また接近戦兵装も扱えるように、血のにじむような努力も行っている。

故に相手が男であり、適性がDであろうとも見下したりはしない。

 

さっさと片付けて帰ろう

 

彼女にとっては自分のこの機体や、他の武器達のとの時間が大切であった。

開発といっても、それはあくまでも試験者として意見や要望を言っているために、武器そのものを開発しているわけではない。

だがそれでも彼女の発想のおかげでこのシャイニング・レインの機体の完成度が上がったのは事実だった。

第四世代機であるという敵の機体にも興味がないわけではないが……それでもリティはさっさと相手を倒して帰ろうと考えていた。

そして、その対戦相手が現れる。

 

……来たわね

 

先ほどまどの気だるげな態度は一瞬にして消え去り、鋭い眼光を相手へと向けて……彼女は驚愕した。

 

……小さい

 

リティが見たその機体……門国護が纏って現れたそのIS。

 

 

 

その機体は……異様の一言に尽きた。

 

 

 

まるで甲冑であるかのように隙間なく覆われたISの装甲。

顔すらも装甲で覆われていている。

そして背中と両肩に装備された、体を覆い隠すことも可能なほどに巨大な楯。

 

だがそれ以上に異様なのがその身体だった……。

 

……これではまるでSFなんかに出てくるロボット兵ね

 

装甲が体全体を覆っている。

逆に言えば身体的特徴はそれだけ……パワードスーツを着た存在であるということだ。

つまり手足がISによって巨大化していないのである。

 

 

 

それが護を守護するために守鉄が設計し、篠ノ之束の技術力によって完成した……

 

 

 

 

 

 

「守鉄【護式】」だった

 

 

 

 

 

 

相手がなんであろうとも、倒すのみ!

 

 

 

一瞬敵の機体の異質さに驚いたリティだったが、それでも彼女は優秀であり、判断が速かった。

すぐに思考を切り替えて、戦闘体制へと移行した。

 

 

 

ビー

 

 

 

そして開戦のブザーが鳴り響いて、戦闘が開始される。

遠距離攻撃型機体の特性を生かすために、リティが後方へと瞬時に移動するのだが……。

 

移動しない?

 

()はブザーが鳴り響いても行動するそぶりを見せない。

いや、それどころか全く持って行動をしなかった。

最初に飛来して空中で制止してから全く動こうとしていなかった。

それを不思議に思うが、かといってそれで行動が変わるわけではない。

 

射出!

 

ビット六機をすべて射出した。

そして、それらを同時に操りフェイントを織り交ぜながら接近させてビームを発射する。

それと同時に手にしている銃からもビームを発射する。

ビットを自在に操りながらも、自身による攻撃も過不足なく行えているのは、間違いなくエリートといって良かった。

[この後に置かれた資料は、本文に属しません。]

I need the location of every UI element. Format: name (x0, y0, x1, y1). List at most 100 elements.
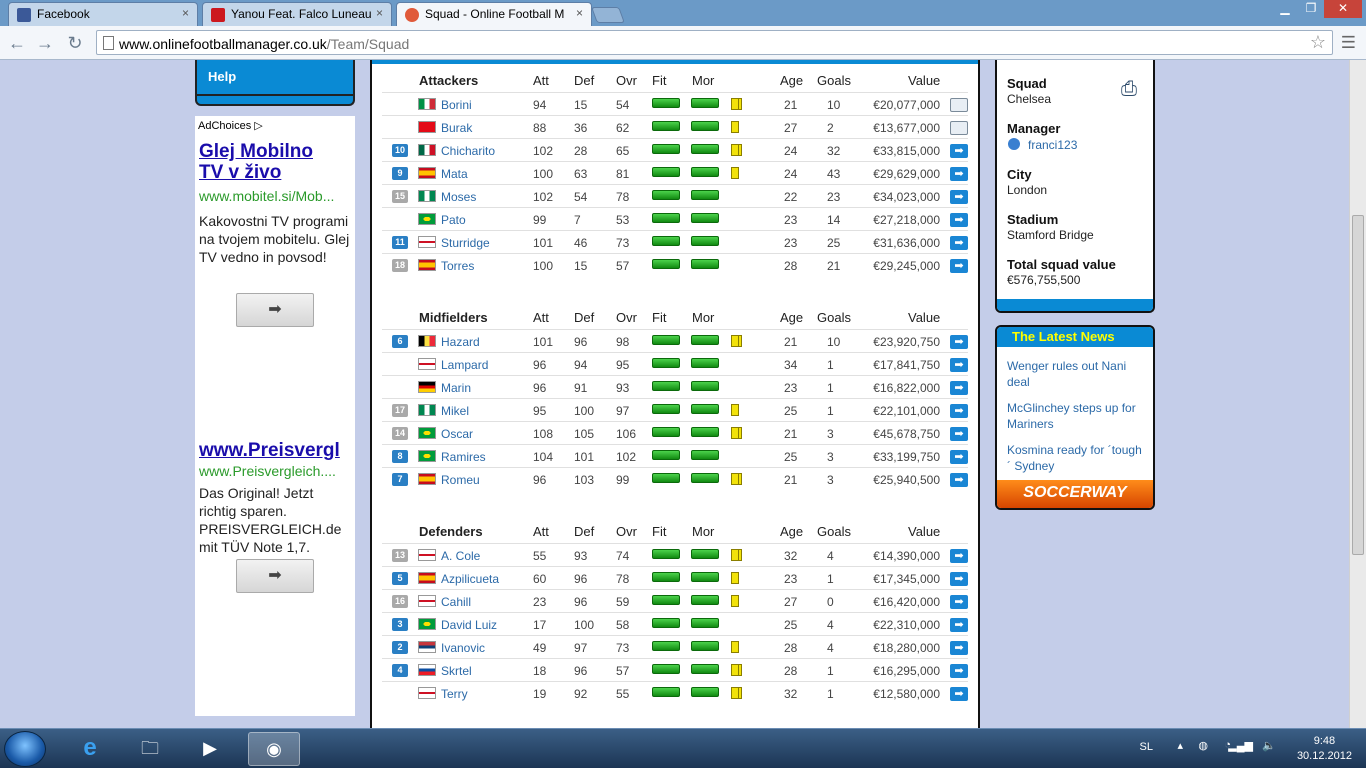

迫り来るそれに対して、()は……両手を使用して弾き、更にその巨大なシールドが体と接続されているアームによって稼働して、無数のビームをすべて防いでいた。

そのことに軽く衝撃を受けたリティだったが、右腕の挙動が若干鈍いことを彼女は見逃さなかった。

 

そう言えば、右腕を切り落とされたばかりだって

 

渡された資料にはそのように明記されていたことを思い出した。

更に言えばISの技術で作られているために、それが問題となっているとも……。

生身に近いサイズのその右腕に驚きつつも、彼女はそこに狙いを定めた。

 

……踊らされるのは気に入らないけど

 

国際IS委員会の思惑通りに行くのがすこし勘に障った。

貴重な存在と言うことはリティも当然のように理解していた。

何せ第四世代だ。

第三世代の開発すらも未だ試験的と言っても過言でないこの状況で、それを飛び越えての第四世代機。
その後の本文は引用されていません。